Significant assortative groupings of amplicons from both Chinese and European waters occurred in 77 out of the 211 OTUs. Since the amplicons were mostly connected to amplicons detected in the same region, we suppose a limited effective dispersal between the regions for all these OTUs (Figure 7; upper left quadrant). Once more, the Oligotrichida were by far the most abundant group (42 OTUs), followed by the CONthreeP (14 OTUs), by OTUs that could not be assigned further than to the class Spirotrichea (nine OTUs), and by the aloricate Choreotrichida and the Tintinnina (four OTUs each).

Discussion

Motivations for Coastal Sites and Sampling Strategy

Coasts are the ideal region for combining knowledge on ciliate plankton obtained by various methodological approaches. Apart from their easy accessibility, coastal habitats are characterized by high temporal dynamics and spatial heterogeneity, both of which are assumed to foster speciation (Norris, 2000). Climate variation and sea level changes severely affect the highly productive shallow coastal areas with their brackish water habitats.
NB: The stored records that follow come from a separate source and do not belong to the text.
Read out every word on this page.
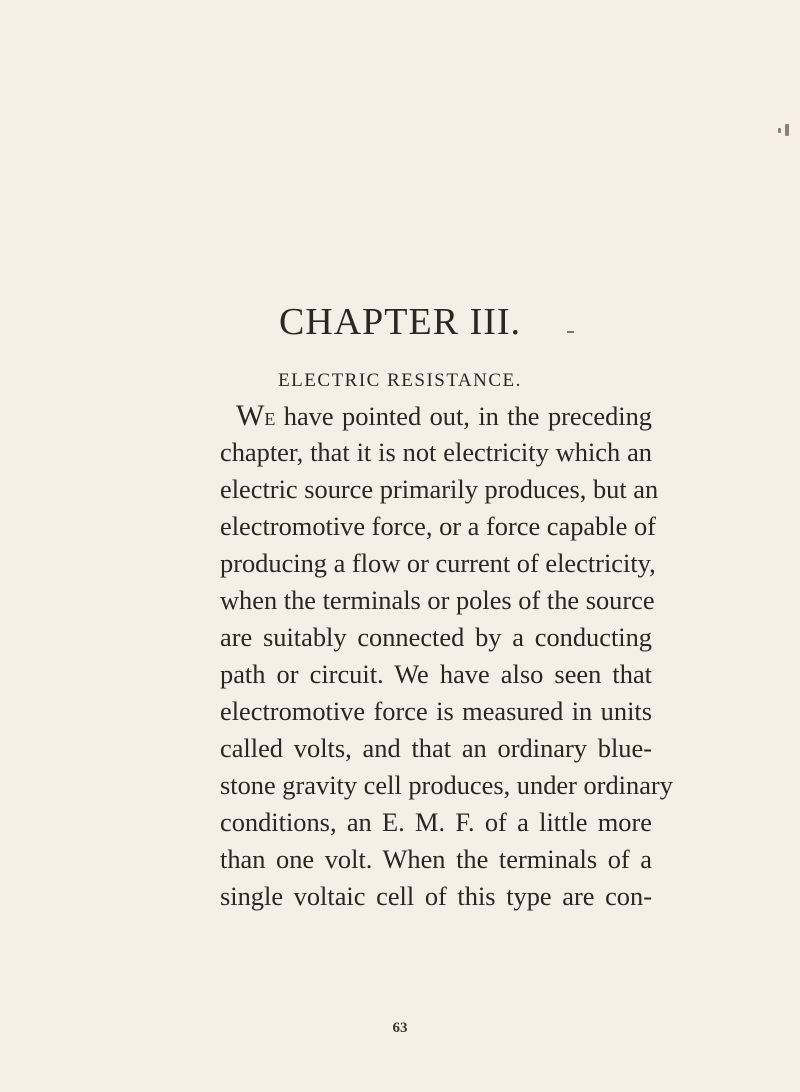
CHAPTER III.
ELECTRIC RESISTANCE.
We have pointed out, in the preceding
chapter, that it is not electricity which an
electric source primarily produces, but an
electromotive force, or a force capable of
producing a flow or current of electricity,
when the terminals or poles of the source
are suitably connected by a conducting
path or circuit. We have also seen that
electromotive force is measured in units
called volts, and that an ordinary blue-
stone gravity cell produces, under ordinary
conditions, an E. M. F. of a little more
than one volt. When the terminals of a
single voltaic cell of this type are con-
63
Sea level changes cause dramatic shifts in the distribution, the dimensions, and the connectivity of these regions (Palumbi, 1994). A drop in sea level would thus restrict the neritic region to a narrow strip along the upper continental slope and thus reduce the habitat for specialized communities of coastal planktonic ciliates. Therefore, such regions are predestined for a bridge building approach like ours that aims to reconcile morphospecies, barcoded reference sequences, and OTUs in investigating geographic distribution patterns and their evolution, focusing on the community of oligotrichean ciliates. A comprehensive body of literature exists on neritic oligotrichean morphospecies (Cariou et al., 1999; Agatha, 2011; Liu et al., 2017; Hu et al., 2019). Furthermore, the majority of barcodes are from neritic taxa (Doherty et al., 2007; Bachy et al., 2012; Zhang et al., 2017; Santoferrara et al., 2018), and metabarcoding data are available (Santoferrara et al., 2014; Massana et al., 2015; Tucker et al., 2017).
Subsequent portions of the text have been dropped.